Sam Gregg writes that when the Pontifical Council for Justice and Peace issued a “note” last October on the global financial system, it would be an understatement to say that it generated a stormy debate. In March, however, the same Council released a new — and very different — document entitled The Vocation of the Christian Business Leader. Every businessman should read it.
When the Pontifical Council for Justice and Peace issued a “note” last October on the global financial system, it would be an understatement to say that it generated a stormy debate.

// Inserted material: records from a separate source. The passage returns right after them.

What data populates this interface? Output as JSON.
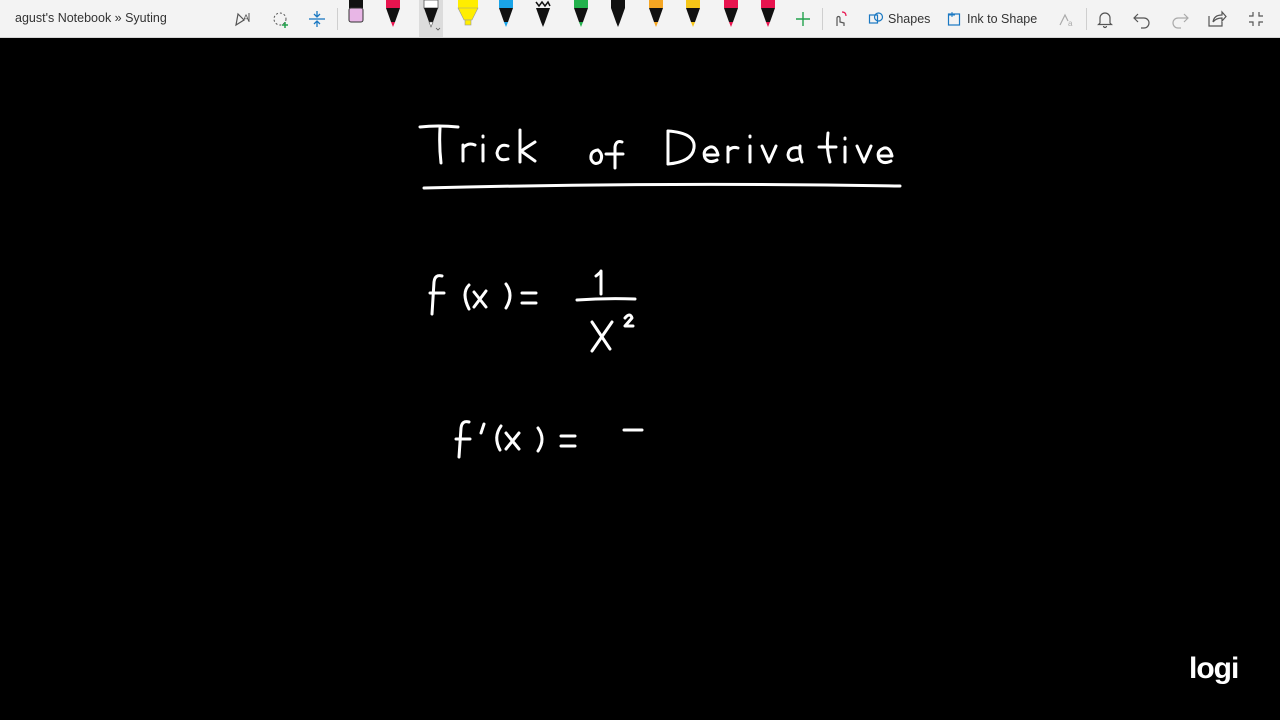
{
  "app": {
    "breadcrumb": "agust's Notebook » Syuting"
  },
  "toolbar": {
    "shapes_label": "Shapes",
    "ink_to_shape_label": "Ink to Shape",
    "pen_colors": [
      "#e8b6e6",
      "#e8144f",
      "#ffffff",
      "#ffee00",
      "#1aa4e8",
      "#111111",
      "#22b14c",
      "#111111",
      "#f5a623",
      "#f5c518",
      "#e8144f",
      "#e8144f"
    ]
  },
  "canvas": {
    "watermark": "logi"
  }
}
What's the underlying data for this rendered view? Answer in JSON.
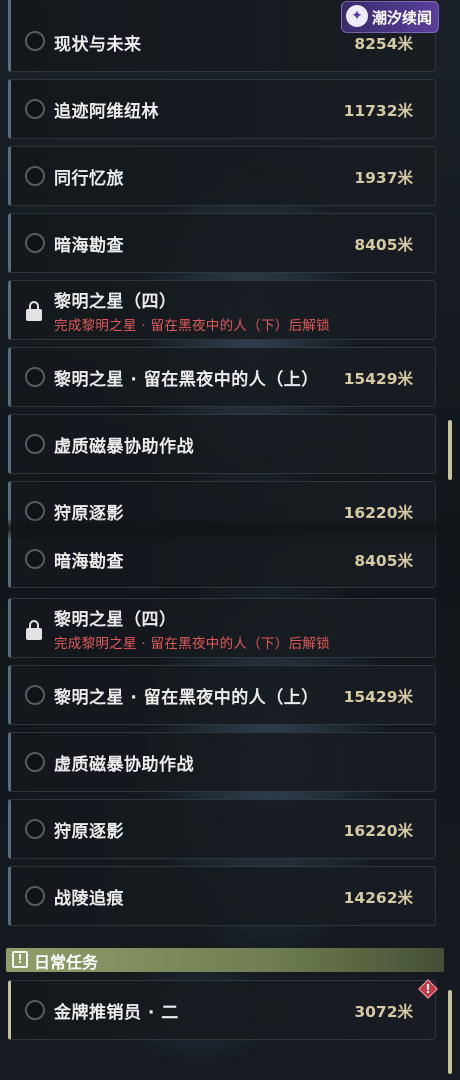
{
  "watermark": {
    "text": "潮汐续闻",
    "logo_glyph": "✦"
  },
  "top_panel": {
    "quests": [
      {
        "name": "现状与未来",
        "distance": "8254米",
        "locked": false
      },
      {
        "name": "追迹阿维纽林",
        "distance": "11732米",
        "locked": false
      },
      {
        "name": "同行忆旅",
        "distance": "1937米",
        "locked": false
      },
      {
        "name": "暗海勘查",
        "distance": "8405米",
        "locked": false
      },
      {
        "name": "黎明之星（四）",
        "subtitle": "完成黎明之星 · 留在黑夜中的人（下）后解锁",
        "locked": true
      },
      {
        "name": "黎明之星 · 留在黑夜中的人（上）",
        "distance": "15429米",
        "locked": false
      },
      {
        "name": "虚质磁暴协助作战",
        "locked": false
      },
      {
        "name": "狩原逐影",
        "distance": "16220米",
        "locked": false
      }
    ]
  },
  "bottom_panel": {
    "quests": [
      {
        "name": "暗海勘查",
        "distance": "8405米",
        "locked": false
      },
      {
        "name": "黎明之星（四）",
        "subtitle": "完成黎明之星 · 留在黑夜中的人（下）后解锁",
        "locked": true
      },
      {
        "name": "黎明之星 · 留在黑夜中的人（上）",
        "distance": "15429米",
        "locked": false
      },
      {
        "name": "虚质磁暴协助作战",
        "locked": false
      },
      {
        "name": "狩原逐影",
        "distance": "16220米",
        "locked": false
      },
      {
        "name": "战陵追痕",
        "distance": "14262米",
        "locked": false
      }
    ],
    "daily_section": {
      "title": "日常任务",
      "icon_glyph": "!",
      "quests": [
        {
          "name": "金牌推销员 · 二",
          "distance": "3072米",
          "locked": false,
          "alert_glyph": "!"
        }
      ]
    }
  },
  "colors": {
    "distance": "#d6c9a4",
    "locked_hint": "#e05a58",
    "section_header": "#8f9e6a",
    "scrollbar": "#c8c49a",
    "alert": "#c13a45",
    "watermark": "#5a3f9a"
  }
}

In March, however, the same Council released a new — and very different — document entitled The Vocation of the Christian Business Leader (VCBL).
Although this new document doesn’t shy away from making pointed criticisms of contemporary business activity — and there is much to criticize — it articulates, perhaps for the first time in the Catholic Church’s history, a thoroughly positive reflection from a body of the Roman Curia about the nature of business.

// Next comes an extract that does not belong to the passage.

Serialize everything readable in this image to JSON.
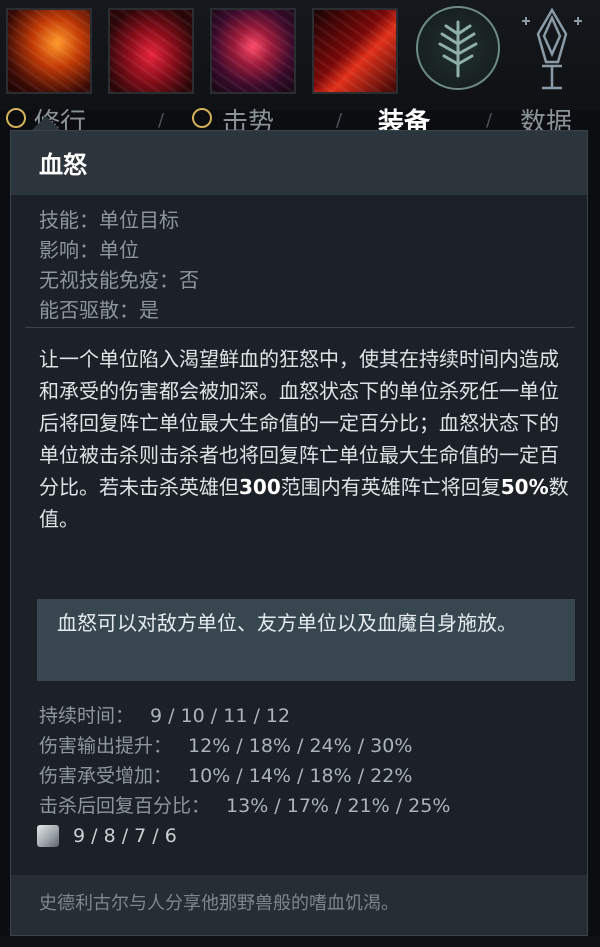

This new analysis of business life is rooted in a sophisticated appreciation of Catholic moral and social principles — as well as a background of solid natural-law reasoning about what Pope Benedict XVI has called “integral human development.” VCBL also engages in a very welcome (and much overdue) “bottom-up” rather than “top-down” method of analyzing life in business.

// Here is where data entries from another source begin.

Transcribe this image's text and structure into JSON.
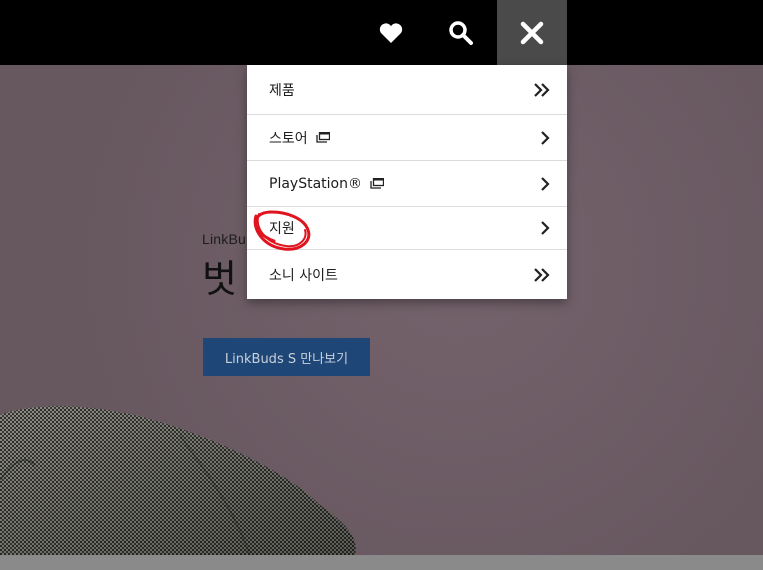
{
  "header": {
    "wishlist_icon": "heart-icon",
    "search_icon": "search-icon",
    "close_icon": "close-icon"
  },
  "menu": {
    "items": [
      {
        "label": "제품",
        "arrow": "double-chevron-right-icon",
        "external": false
      },
      {
        "label": "스토어",
        "arrow": "chevron-right-icon",
        "external": true
      },
      {
        "label": "PlayStation®",
        "arrow": "chevron-right-icon",
        "external": true
      },
      {
        "label": "지원",
        "arrow": "chevron-right-icon",
        "external": false
      },
      {
        "label": "소니 사이트",
        "arrow": "double-chevron-right-icon",
        "external": false
      }
    ]
  },
  "hero": {
    "eyebrow": "LinkBu",
    "title": "벗",
    "cta_label": "LinkBuds S 만나보기"
  },
  "colors": {
    "topbar": "#000000",
    "hero_bg": "#6b5a63",
    "cta_bg": "#1e4676",
    "annotation": "#e0141e"
  }
}
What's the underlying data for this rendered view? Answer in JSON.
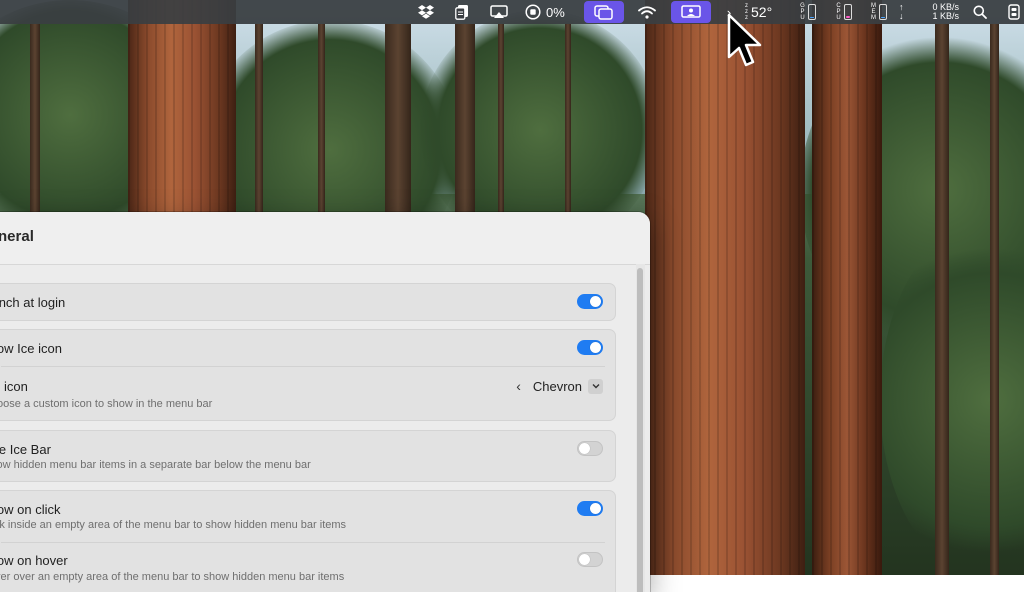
{
  "menubar": {
    "battery_percent": "0%",
    "temperature": "52°",
    "gpu_label": [
      "G",
      "P",
      "U"
    ],
    "cpu_label": [
      "C",
      "P",
      "U"
    ],
    "mem_label": [
      "M",
      "E",
      "M"
    ],
    "net_up": "0 KB/s",
    "net_down": "1 KB/s",
    "zzz_label": [
      "z",
      "z",
      "z"
    ]
  },
  "window": {
    "title": "General",
    "launch_at_login": {
      "label": "Launch at login",
      "enabled": true
    },
    "show_ice_icon": {
      "label": "Show Ice icon",
      "enabled": true
    },
    "ice_icon": {
      "label": "Ice icon",
      "description": "Choose a custom icon to show in the menu bar",
      "value": "Chevron"
    },
    "use_ice_bar": {
      "label": "Use Ice Bar",
      "description": "Show hidden menu bar items in a separate bar below the menu bar",
      "enabled": false
    },
    "show_on_click": {
      "label": "Show on click",
      "description": "Click inside an empty area of the menu bar to show hidden menu bar items",
      "enabled": true
    },
    "show_on_hover": {
      "label": "Show on hover",
      "description": "Hover over an empty area of the menu bar to show hidden menu bar items",
      "enabled": false
    }
  },
  "colors": {
    "accent": "#1f7cf2",
    "highlight": "#6a55e8"
  }
}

The document has several key themes. The first is that business is not a necessary evil or a mere means to an end. Business, it states, is a vocation. It is “a genuine human and Christian calling” from God and therefore an opportunity to engage in human flourishing. Several popes have made this point in a roundabout way. Never, however, has a Curial text spelled out in so much detail the potential nobility of life as a business leader. Business, VCBL states, makes “an irreplaceable contribution to the material and even the spiritual well-being of humankind.” That’s powerful language. Not only is business the normative means by which many of our material needs are satisfied, it’s also a sphere in which people can acquire virtues.
Another theme is that we need to embrace a sophisticated appreciation of the challenges facing modern business leaders. VCBL recognizes, for example, that there are negative and positive dimensions to the financialization of much of the economy. This means that business leaders confront, often on a daily basis, enormous ethical and economic difficulties. The subsequent choices they need to make are not simple. While VCBL suggests that the state has a role in addressing many of these issues, it wisely refrains from entering into detailed policy recommendations about how governments should act in these areas. Instead, it indicates that in many instances the primary responsibility for addressing many such challenges lies with business leaders themselves.
The text also recognizes that most business activity occurs at the micro-economic level. The document subsequently focuses on helping business leaders to discern, accept and faithfully carry out their vocation by using their unique set of gifts to meet others’ concrete needs in ways that are just.
VCBL contains a powerful appeal to business leaders to live integrated lives. All of us — but perhaps especially businesspeople — are tempted to live fragmented existences, whereby we cordon off our work from our essential beliefs and moral principles. To that end, the document illustrates in a compelling way how business leaders can freely integrate the principles of solidarity and subsidiarity into the daily life of their companies, however big or small.
A further theme is that the relativism that disfigures many contemporary cultures represents a clear and present danger to a sound understanding of the vocation of business. For confirmation of this, one need only consider the consequentalist nonsense that characterizes most contemporary “business ethics” programs.
VCBL uses the words “creativity” and “initiative” over and over again. In one sense, this reflects the classic Christian position that the one thing which distinguishes humans from other species is our creativity. It also derives from the document’s recognition of a truth that becomes evident once you start talking to actual business entrepreneurs: that they “are motivated by much more than financial success, enlightened self-interest, or an abstract social contract as often prescribed by economic literature and management textbooks.”
Perhaps VCBL’s broadest message is indirect: Recognition that many Catholic leaders have not always taken the world of business seriously — and have tended to see it as a source of funds for various Church projects rather than a sphere for human flourishing. Indeed, VCBL even acknowledges that business leaders have sometimes been confronted by “a civil or ecclesiastical culture hostile to entrepreneurship in one or more of its forms.” To the credit of the Pontifical Council for Justice and Peace, this document represents a clear repudiation of such mindsets — something that will not only benefit business leaders but the Catholic Church as whole.
Dr. Samuel Gregg is research director at the Acton Institute. He has authored several books including his prize-winning “The Commercial Society” and the forthcoming “Becoming Europe: Economic Decline, Culture, and America’s Future.”